I back all my media up over the internet. This has worked quite well overall. One issue I run into, though, is when MC rewrites tags for all a media category. Such as when I filled the [Album] tag for all photos to match the parent folder name. Suddenly, I have to upload 85GB of photos. Or how MC must have rewrote all my tags back FLAC tags on April 6th. Again, I suddenly have a ton of data to upload. This amounts to 528GB.
I have full access to the remote server (both Windows). Is there an application that will intelligently synchronize file changes only? Clearly, less than 1% of the data in these files has actually changed. If a server/client software product could run checksums on half, 1/4, 1/8, 1/16th, etc., of the file, it could break down the amount of the file to actually copy significantly. It probably needs to be on the server itself to get full-speed reading of the files. To perform this on one system wouldn't really work because it would have to download the entire file and scan bits, defeating the purpose.

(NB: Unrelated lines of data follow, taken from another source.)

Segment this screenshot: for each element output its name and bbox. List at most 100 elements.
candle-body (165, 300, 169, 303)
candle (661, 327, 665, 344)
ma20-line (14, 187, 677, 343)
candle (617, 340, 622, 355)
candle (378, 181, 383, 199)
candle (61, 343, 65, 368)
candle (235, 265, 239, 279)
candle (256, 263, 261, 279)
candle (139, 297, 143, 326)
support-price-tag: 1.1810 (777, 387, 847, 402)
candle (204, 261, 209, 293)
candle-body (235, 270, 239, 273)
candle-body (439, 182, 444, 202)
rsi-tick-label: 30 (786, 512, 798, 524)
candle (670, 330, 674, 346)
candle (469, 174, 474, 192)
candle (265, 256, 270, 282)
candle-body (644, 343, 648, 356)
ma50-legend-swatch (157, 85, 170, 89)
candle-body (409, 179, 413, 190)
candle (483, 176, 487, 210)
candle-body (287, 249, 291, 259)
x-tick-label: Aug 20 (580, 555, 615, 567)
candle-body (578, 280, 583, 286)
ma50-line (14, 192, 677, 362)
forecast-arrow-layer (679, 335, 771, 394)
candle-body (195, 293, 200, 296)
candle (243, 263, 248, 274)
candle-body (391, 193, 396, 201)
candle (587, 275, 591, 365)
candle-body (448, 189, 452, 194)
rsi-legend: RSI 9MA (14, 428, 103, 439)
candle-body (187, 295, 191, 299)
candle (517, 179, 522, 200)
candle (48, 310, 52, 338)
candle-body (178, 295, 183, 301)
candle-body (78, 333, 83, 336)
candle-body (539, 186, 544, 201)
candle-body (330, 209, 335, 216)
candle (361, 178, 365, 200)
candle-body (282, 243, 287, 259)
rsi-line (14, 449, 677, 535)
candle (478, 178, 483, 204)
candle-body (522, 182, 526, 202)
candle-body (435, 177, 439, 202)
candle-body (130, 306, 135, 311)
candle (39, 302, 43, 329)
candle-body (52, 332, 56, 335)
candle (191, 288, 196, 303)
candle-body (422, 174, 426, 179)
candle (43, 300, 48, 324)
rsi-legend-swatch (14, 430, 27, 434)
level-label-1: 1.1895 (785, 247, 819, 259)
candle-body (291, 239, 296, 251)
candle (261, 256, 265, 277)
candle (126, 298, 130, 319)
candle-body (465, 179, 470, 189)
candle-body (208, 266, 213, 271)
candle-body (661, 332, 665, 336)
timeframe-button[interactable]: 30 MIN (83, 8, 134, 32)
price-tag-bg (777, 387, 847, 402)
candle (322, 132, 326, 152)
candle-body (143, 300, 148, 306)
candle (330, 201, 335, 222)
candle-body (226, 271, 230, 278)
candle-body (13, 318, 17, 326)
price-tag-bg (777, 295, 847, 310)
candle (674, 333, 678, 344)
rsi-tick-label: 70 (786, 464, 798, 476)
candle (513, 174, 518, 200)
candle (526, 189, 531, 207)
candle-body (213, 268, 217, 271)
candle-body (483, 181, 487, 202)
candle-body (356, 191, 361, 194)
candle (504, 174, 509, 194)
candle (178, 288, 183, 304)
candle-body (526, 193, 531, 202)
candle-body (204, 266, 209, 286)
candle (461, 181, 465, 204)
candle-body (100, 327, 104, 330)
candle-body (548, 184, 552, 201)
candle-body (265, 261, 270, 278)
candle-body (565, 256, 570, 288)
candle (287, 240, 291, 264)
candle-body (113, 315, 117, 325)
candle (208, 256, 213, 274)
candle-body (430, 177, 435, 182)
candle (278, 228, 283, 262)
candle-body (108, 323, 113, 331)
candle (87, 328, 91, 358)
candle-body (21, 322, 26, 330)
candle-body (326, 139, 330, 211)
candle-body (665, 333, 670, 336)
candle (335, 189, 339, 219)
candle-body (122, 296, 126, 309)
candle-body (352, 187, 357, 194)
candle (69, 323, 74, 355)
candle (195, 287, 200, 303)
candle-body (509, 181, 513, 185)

I like not being inhibited to major library changes. If I need to make massive adjustments to tags, I like to be able to without running into this hassle. This update will take approximately two months of uploading, not to mention stealing my upload bandwidth during that time!
Does SVN handle this on its own? I've thought about making the directories TortoiseSVN. Then, I'd see when files changed and could submit changes, followed by updating on the other system. Although I think it still pulls the whole file each time. Deltas are merely used on the server, right?
It's a tough issue but backups are certainly essential, even with good server redundancy.